This weekend ghouls, ghosts, witches and spooks will be popping out of coffins, hanging from trees and haunting houses in cities and towns around the country. Halloween, a North American secular holiday observed annually on October 31, has been growing for the past decade and is now trending in South Africa.

Oysterbox Hotel GM Wayne Coetzee in the haunted house for this weekends Halloween Picture: JACKIE CLAUSEN

Durban’s iconic five star Oyster Box is going all out, with a 12 room haunted house, filled with freshly dug graves, empty coffins, blood soaked beds and flying phantoms.

The hotel’s MD Wayne Coetzer will be dressed as “Pennywise”, the creepy clown made famous by Stephen King’s classic “It”.

He said Halloween was a time for adults to have fun and bring out their inner child.

Cape Town’s biggest event, The Zombie Walk, began in 2009 with 100 people and today draws more than 3500 lurkers, floaters and hunters who walk through the streets of Cape Town and then celebrate the apocalypse at a huge after-party.

There will be a “Howl- oween” picnic at Johannesburg Zoo which includes an outdoor cinema screening alarming animated movies and in Durban the “Carn-evil” at Ushaka Marine World will include a spooky maze in the Phantom Ship and a bewitching dolphin show.  Port Elizabeth is hosting a drinking “boo-lympics”.

 Oysterbox Hotel GM Wayne Coetzee in the haunted house for this weekends Halloween Picture: JACKIE CLAUSEN

Trend analyst Nicola Cooper said that the increasing popularity of Halloween in South Africa can be partly attributed to the need for escapism. “We lead stressful lives and this is an opportunity for a fun escape and a chance to express ourselves.”

She added that the horror-filled holiday was being embraced by many other countries outside North America.

“Our version of Halloween is very American but as with everything else it will evolve and take on a local flavour.”

Halloween is thought to have begun over 2000 years ago as pre-Christian Celtic festival where people used the time to communing with the dead.

Brought to the USA by Irish immigrants, the custom of playing tricks took off in America in the late 1800s, while “trick or treating” and dressing up became a mass practice around World War Two.

Some of the goriest gigs around the country:

On October 28, Sun City’s Valley of the Waves is hosting a “spooktacular” event with the water park transformed into a hellish haven – the Lazy River will become a bone-chilling River of Horrors and awful apparitions emerging from the shadows.

Blood, guts and gore is on the ten day programme at the South African Horrorfest, taking place at Cape Town’s Labia cinema (October 26 – November 3).
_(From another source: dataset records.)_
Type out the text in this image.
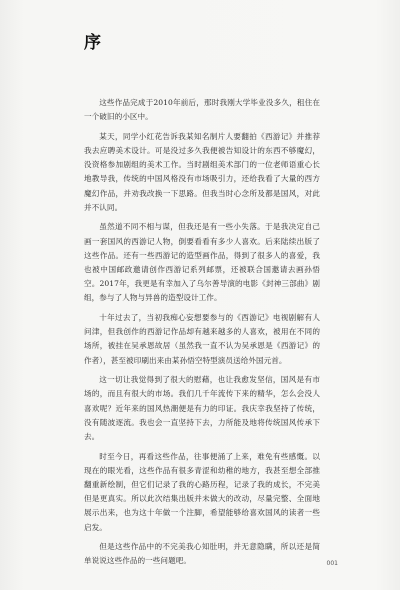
序

这些作品完成于2010年前后，那时我刚大学毕业没多久，租住在一个破旧的小区中。

某天，同学小红花告诉我某知名制片人要翻拍《西游记》并推荐我去应聘美术设计。可是没过多久我便被告知设计的东西不够魔幻，没资格参加剧组的美术工作。当时剧组美术部门的一位老师语重心长地教导我，传统的中国风格没有市场吸引力，还给我看了大量的西方魔幻作品，并劝我改换一下思路。但我当时心念所及都是国风，对此并不认同。

虽然道不同不相与谋，但我还是有一些小失落。于是我决定自己画一套国风的西游记人物，倒要看看有多少人喜欢。后来陆续出版了这些作品。还有一些西游记的造型画作品，得到了很多人的喜爱，我也被中国邮政邀请创作西游记系列邮票，还被联合国邀请去画孙悟空。2017年，我更是有幸加入了乌尔善导演的电影《封神三部曲》剧组，参与了人物与异兽的造型设计工作。

十年过去了，当初我痴心妄想要参与的《西游记》电视剧解有人问津，但我创作的西游记作品却有越来越多的人喜欢，被用在不同的场所，被挂在吴承恩故居（虽然我一直不认为吴承恩是《西游记》的作者），甚至被印刷出来由某孙悟空特型演员送给外国元首。

这一切让我觉得到了很大的慰藉，也让我愈发坚信，国风是有市场的，而且有很大的市场。我们几千年流传下来的精华，怎么会没人喜欢呢？近年来的国风热潮便是有力的印证。我庆幸我坚持了传统，没有随波逐流。我也会一直坚持下去，力所能及地将传统国风传承下去。

时至今日，再看这些作品，往事便涌了上来，难免有些感慨。以现在的眼光看，这些作品有很多青涩和幼稚的地方，我甚至想全部推翻重新绘制，但它们记录了我的心路历程，记录了我的成长，不完美但是更真实。所以此次结集出版并未做大的改动，尽量完整、全面地展示出来，也为这十年做一个注脚，希望能够给喜欢国风的读者一些启发。

但是这些作品中的不完美我心知肚明，并无意隐瞒，所以还是简单说说这些作品的一些问题吧。	001
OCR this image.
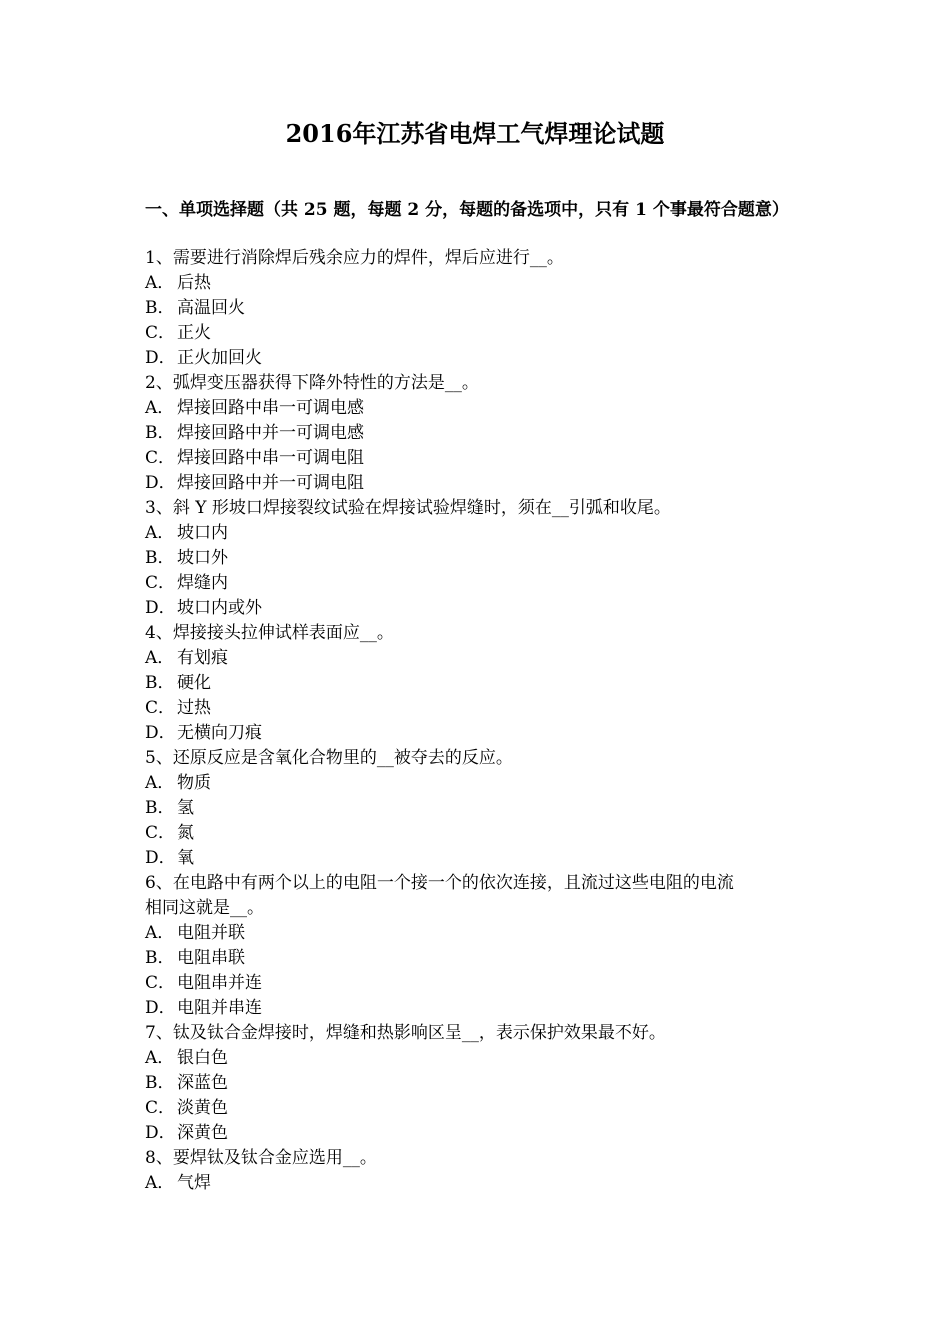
2016年江苏省电焊工气焊理论试题
一、单项选择题（共 25 题，每题 2 分，每题的备选项中，只有 1 个事最符合题意）
1、需要进行消除焊后残余应力的焊件，焊后应进行__。
A． 后热
B． 高温回火
C． 正火
D．正火加回火
2、弧焊变压器获得下降外特性的方法是__。
A． 焊接回路中串一可调电感
B． 焊接回路中并一可调电感
C． 焊接回路中串一可调电阻
D．焊接回路中并一可调电阻
3、斜 Y 形坡口焊接裂纹试验在焊接试验焊缝时，须在__引弧和收尾。
A． 坡口内
B． 坡口外
C． 焊缝内
D．坡口内或外
4、焊接接头拉伸试样表面应__。
A． 有划痕
B． 硬化
C． 过热
D．无横向刀痕
5、还原反应是含氧化合物里的__被夺去的反应。
A． 物质
B． 氢
C． 氮
D．氧
6、在电路中有两个以上的电阻一个接一个的依次连接，且流过这些电阻的电流
相同这就是__。
A． 电阻并联
B． 电阻串联
C． 电阻串并连
D．电阻并串连
7、钛及钛合金焊接时，焊缝和热影响区呈__，表示保护效果最不好。
A． 银白色
B． 深蓝色
C． 淡黄色
D．深黄色
8、要焊钛及钛合金应选用__。
A． 气焊
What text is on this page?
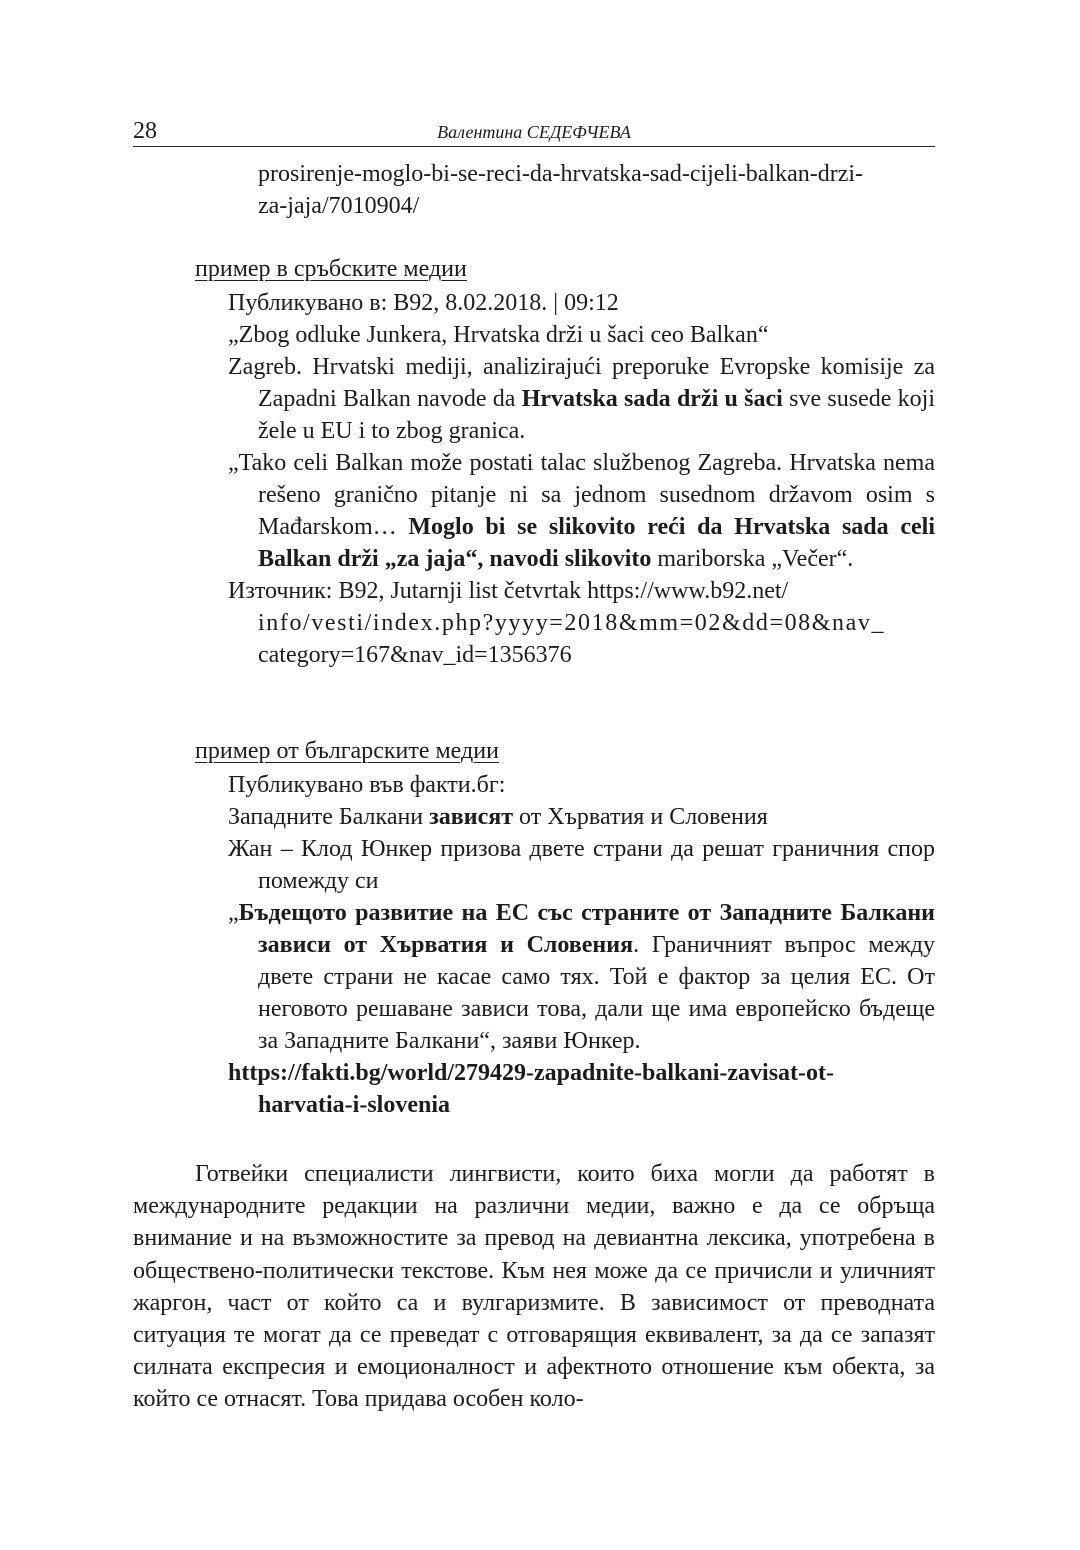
28	Валентина СЕДЕФЧЕВА
prosirenje-moglo-bi-se-reci-da-hrvatska-sad-cijeli-balkan-drzi-
za-jaja/7010904/
пример в сръбските медии
Публикувано в: B92, 8.02.2018. | 09:12
„Zbog odluke Junkera, Hrvatska drži u šaci ceo Balkan“
Zagreb. Hrvatski mediji, analizirajući preporuke Evropske komisije za Zapadni Balkan navode da Hrvatska sada drži u šaci sve susede koji žele u EU i to zbog granica.
„Tako celi Balkan može postati talac službenog Zagreba. Hrvatska nema rešeno granično pitanje ni sa jednom susednom državom osim s Mađarskom… Moglo bi se slikovito reći da Hrvatska sada celi Balkan drži „za jaja“, navodi slikovito mariborska „Večer“.
Източник: B92, Jutarnji list četvrtak https://www.b92.net/
info/vesti/index.php?yyyy=2018&mm=02&dd=08&nav_
category=167&nav_id=1356376
пример от българските медии
Публикувано във факти.бг:
Западните Балкани зависят от Хърватия и Словения
Жан – Клод Юнкер призова двете страни да решат граничния спор помежду си
„Бъдещото развитие на ЕС със страните от Западните Балкани зависи от Хърватия и Словения. Граничният въпрос между двете страни не касае само тях. Той е фактор за целия ЕС. От неговото решаване зависи това, дали ще има европейско бъдеще за Западните Балкани“, заяви Юнкер.
https://fakti.bg/world/279429-zapadnite-balkani-zavisat-ot-
harvatia-i-slovenia
Готвейки специалисти лингвисти, които биха могли да работят в международните редакции на различни медии, важно е да се обръща внимание и на възможностите за превод на девиантна лексика, употребена в обществено-политически текстове. Към нея може да се причисли и уличният жаргон, част от който са и вулгаризмите. В зависимост от преводната ситуация те могат да се преведат с отговарящия еквивалент, за да се запазят силната експресия и емоционалност и афектното отношение към обекта, за който се отнасят. Това придава особен коло-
The curators have promised to scare you silly and leave your nerves shattered.

There’s a spooky night at the museum in Pietermaritzburg, for October 27. Children are dared to go along – dressed appropriately – and experience a snake show, a creepy tour through the History Hall and Marine Gallery and a beastly booth for photo selfies.

The Johannesburg Zoo will also be hosting a Halloween picnic on October 28.